At VW Wolfsburg, it is reported that employees were angry and frustrated by a ‘blurring of the dividing line between workplace and home’ (FT 2011). The works council spokesperson, Hans-Joachim Thust, commented on how family life might be disrupted by Blackberrys and mobile phones and might also lead to employee ‘burnout’ (Independent 2011). He was quoted as suggesting that ‘new possibilities of communication also contain inherent dangers’ (Thust, quoted in Independent 2011). It is within this context that the WC raised the issue with managers at VW Wolfsburg.
 

The company agreement on employee accessibility at VW Wolfsburg

In December 2011, the managers and works council at VW Wolfsburg were party to a formal company agreement regarding the accessibility of employees through their company smartphones. With this company agreement, all employees who come within the remit of the works council (i.e. not executives of the organization and other senior personnel) and who have a company smartphone are no longer accessible 24/7. The smartphones have been programmed so that employees are only able to receive company emails between the hours of 07.00 and 18.15, although the telephone function is always working. Heinz-Joachim Thust, from the WC, stated: ‘the new options for communication also harbor certain dangers and we want to meet these challenges. The company agreement has already been positively received’ (quoted by Heise 2011). As for the works council, it is now satisfied that employees do not have to be available around the clock and can rest once the job is done (Heise 2011). They are no doubt pleased that a VW spokesperson, Markus Schlesag, is reported to have said that VW has to ensure a balance between reaching staff all the time and protecting their private lives (Bloomberg 2011). On the face of it, this would appear to be a good result for the employees.

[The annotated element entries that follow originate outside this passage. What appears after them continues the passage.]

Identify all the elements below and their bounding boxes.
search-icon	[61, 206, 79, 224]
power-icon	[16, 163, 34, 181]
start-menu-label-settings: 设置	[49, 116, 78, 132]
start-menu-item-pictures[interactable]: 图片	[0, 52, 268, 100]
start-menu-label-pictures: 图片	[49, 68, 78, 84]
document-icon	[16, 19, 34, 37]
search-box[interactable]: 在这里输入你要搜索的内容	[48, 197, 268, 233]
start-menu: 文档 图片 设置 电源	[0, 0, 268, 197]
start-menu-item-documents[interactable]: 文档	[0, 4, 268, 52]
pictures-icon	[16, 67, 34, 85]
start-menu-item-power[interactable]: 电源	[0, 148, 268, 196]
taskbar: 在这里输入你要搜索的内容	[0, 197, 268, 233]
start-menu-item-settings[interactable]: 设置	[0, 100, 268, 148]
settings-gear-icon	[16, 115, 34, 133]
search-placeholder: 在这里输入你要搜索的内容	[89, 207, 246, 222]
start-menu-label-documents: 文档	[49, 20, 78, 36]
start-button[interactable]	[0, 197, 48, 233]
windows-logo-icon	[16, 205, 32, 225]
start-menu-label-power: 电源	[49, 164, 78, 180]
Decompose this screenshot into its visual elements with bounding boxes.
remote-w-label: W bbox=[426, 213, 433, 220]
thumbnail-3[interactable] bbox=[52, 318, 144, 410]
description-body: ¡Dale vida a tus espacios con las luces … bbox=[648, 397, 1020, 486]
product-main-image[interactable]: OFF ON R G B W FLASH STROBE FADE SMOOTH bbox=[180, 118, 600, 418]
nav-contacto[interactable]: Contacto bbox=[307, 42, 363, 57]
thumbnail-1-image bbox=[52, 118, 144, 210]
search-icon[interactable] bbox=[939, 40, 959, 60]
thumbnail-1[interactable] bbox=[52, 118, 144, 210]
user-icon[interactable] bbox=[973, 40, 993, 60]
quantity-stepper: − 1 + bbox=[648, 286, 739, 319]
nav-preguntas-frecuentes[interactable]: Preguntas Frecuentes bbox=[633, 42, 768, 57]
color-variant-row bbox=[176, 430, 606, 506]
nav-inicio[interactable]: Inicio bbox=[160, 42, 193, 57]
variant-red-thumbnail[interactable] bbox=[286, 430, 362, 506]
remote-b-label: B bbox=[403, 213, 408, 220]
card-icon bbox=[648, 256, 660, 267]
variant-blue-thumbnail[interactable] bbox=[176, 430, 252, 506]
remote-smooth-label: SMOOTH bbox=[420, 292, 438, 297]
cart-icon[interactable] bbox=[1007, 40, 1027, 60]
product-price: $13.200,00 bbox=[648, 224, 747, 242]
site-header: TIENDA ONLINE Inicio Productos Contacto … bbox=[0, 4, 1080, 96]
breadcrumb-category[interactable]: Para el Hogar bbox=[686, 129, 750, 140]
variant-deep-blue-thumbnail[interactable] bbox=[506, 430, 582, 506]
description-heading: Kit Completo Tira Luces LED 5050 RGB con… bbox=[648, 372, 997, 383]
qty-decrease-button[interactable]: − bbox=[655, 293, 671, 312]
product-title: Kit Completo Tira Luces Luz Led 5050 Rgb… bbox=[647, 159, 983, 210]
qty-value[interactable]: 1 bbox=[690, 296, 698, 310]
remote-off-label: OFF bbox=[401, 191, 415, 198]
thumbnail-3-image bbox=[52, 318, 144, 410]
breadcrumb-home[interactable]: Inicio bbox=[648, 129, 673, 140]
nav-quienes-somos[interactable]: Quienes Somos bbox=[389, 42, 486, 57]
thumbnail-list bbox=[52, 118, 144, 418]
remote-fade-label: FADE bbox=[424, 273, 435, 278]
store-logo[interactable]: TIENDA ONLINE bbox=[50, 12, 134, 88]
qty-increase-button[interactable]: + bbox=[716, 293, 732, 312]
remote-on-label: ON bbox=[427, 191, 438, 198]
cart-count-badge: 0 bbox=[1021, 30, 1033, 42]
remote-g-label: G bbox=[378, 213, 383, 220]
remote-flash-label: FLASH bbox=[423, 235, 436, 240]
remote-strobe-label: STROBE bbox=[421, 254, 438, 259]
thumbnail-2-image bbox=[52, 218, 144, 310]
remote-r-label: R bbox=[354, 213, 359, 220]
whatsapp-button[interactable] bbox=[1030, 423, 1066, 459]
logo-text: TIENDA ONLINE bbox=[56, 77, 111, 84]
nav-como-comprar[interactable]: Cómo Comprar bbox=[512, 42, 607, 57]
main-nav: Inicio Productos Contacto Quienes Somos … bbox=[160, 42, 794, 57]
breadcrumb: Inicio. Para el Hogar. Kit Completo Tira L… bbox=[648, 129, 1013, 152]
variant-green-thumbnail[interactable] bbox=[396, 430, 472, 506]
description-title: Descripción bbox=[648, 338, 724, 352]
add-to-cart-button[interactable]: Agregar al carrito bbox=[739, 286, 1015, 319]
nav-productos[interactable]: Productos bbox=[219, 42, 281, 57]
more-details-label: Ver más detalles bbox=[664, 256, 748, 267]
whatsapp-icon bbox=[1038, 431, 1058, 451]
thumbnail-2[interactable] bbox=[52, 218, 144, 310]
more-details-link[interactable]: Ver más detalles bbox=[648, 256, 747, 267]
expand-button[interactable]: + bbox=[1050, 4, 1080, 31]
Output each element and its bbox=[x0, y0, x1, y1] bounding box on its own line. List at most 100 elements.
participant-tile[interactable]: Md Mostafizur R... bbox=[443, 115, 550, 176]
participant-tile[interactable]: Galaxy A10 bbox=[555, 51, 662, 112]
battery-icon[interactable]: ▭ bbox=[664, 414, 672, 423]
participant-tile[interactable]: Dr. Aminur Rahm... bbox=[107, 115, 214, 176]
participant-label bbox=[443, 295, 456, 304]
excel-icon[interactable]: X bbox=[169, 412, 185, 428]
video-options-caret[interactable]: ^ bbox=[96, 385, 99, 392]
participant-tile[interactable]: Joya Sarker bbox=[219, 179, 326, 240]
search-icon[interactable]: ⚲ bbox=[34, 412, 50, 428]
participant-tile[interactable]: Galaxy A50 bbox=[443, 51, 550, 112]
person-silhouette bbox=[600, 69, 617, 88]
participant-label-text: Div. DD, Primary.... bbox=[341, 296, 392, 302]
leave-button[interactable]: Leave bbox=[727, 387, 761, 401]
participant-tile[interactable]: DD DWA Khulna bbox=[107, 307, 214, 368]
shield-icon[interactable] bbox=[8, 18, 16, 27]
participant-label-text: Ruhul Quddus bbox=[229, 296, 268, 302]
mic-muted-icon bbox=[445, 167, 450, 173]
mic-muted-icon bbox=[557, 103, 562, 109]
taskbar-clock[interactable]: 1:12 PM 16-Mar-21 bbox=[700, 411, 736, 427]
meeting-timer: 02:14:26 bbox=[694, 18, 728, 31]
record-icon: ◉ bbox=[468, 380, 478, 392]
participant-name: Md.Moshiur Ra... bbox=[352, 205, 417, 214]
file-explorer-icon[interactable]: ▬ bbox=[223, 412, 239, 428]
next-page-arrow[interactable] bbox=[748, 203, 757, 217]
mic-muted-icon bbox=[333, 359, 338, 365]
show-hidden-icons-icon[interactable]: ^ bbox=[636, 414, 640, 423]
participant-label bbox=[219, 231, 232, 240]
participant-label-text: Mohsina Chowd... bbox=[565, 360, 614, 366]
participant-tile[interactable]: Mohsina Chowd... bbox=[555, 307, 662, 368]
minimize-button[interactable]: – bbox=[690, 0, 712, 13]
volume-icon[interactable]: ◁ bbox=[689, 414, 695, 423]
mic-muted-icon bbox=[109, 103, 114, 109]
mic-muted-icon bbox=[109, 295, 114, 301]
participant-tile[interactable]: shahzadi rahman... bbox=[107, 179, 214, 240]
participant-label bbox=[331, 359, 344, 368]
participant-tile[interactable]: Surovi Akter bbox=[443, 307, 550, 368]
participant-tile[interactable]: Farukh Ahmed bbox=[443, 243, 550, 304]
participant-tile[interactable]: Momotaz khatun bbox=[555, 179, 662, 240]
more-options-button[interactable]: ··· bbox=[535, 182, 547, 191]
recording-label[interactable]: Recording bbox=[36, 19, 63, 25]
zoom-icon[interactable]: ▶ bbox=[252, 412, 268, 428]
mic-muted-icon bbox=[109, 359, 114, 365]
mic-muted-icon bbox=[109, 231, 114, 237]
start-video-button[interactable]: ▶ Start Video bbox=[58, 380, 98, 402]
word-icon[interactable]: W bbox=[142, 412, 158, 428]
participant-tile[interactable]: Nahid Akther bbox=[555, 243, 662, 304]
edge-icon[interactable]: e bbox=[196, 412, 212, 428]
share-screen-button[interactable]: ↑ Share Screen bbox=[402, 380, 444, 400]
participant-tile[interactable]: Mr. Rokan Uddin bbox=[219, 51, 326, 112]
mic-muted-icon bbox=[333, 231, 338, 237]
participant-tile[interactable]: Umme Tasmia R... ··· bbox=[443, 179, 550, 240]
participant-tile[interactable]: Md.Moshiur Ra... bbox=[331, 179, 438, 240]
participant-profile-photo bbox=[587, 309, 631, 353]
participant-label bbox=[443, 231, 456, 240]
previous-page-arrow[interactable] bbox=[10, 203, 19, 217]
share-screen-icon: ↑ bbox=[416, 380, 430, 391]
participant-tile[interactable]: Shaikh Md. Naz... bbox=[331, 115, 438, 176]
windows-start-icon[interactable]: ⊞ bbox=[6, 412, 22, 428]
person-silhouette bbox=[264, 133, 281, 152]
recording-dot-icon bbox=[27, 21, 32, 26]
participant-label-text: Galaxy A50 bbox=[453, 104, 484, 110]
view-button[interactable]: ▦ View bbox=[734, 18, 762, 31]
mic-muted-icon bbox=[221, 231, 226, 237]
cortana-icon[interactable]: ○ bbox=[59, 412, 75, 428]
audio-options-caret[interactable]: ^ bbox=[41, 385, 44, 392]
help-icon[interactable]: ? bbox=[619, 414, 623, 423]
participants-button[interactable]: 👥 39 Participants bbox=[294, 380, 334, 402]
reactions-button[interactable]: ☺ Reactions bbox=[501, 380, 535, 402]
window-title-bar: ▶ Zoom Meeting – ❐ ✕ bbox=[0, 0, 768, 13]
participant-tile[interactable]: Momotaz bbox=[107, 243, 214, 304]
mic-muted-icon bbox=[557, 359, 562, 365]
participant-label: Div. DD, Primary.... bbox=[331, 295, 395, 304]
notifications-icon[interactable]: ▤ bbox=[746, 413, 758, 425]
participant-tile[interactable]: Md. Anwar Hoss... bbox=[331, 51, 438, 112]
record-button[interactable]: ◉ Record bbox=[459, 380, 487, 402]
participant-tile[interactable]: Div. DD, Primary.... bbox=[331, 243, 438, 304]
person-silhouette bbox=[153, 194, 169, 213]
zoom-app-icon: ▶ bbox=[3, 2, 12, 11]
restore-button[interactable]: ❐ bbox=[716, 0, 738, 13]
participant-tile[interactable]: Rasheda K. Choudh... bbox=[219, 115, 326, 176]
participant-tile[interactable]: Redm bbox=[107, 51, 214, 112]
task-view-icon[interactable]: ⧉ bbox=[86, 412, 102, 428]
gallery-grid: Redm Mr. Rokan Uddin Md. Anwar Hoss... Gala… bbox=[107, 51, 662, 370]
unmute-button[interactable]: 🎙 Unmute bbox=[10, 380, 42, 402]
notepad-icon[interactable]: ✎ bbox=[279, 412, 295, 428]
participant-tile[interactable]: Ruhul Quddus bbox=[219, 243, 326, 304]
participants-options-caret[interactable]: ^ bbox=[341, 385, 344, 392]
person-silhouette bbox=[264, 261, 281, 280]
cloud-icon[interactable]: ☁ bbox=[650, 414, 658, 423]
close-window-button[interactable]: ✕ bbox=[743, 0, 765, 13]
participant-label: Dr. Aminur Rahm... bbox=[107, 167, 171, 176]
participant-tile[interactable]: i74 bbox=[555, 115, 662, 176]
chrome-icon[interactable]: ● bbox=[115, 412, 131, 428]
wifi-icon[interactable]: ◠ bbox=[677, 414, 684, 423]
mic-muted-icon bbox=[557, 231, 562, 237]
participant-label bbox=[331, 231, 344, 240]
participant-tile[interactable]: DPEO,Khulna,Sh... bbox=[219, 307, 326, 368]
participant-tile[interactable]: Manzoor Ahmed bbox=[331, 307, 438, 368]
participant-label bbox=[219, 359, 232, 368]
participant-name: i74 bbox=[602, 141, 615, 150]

At the time of writing this case study and despite more recent issues faced by VW (such as the notorious carbon omissions ‘scandal’ in 2014), the company agreement was still valid. In 2011 when it was signed, the coverage of the agreement was about 3,000 employees (of 590,000 worldwide), that is, all pay-scale employees in possession of a company smartphone at six different sites in Germany. The number seems small, but the strategic impact is not only about the number of employees covered, it is also about the commitment of the management and the scope of this step.
Source: author
 
Questions
Q1. How would you describe the employment relationship in this case study (remember Germany is seen as a successful economy, despite having employment relations practices, as described above, in place for many years!)?
Q2. With regard to people management:
i. To what extent do you think an active works council impacts on strategic HRM decision-making and on the formulation of policies and practices?
ii. Thinking about the different actors (especially HR managers and WC members), can you identify their parallel and/or rival interests in the field of people management?
Q3. The number of employees who are covered directly by this company agreement is relatively small. With this in mind, to what extent do you think that company agreements like this have a strategic impact at national and/or international business levels? Give reasons for your answer.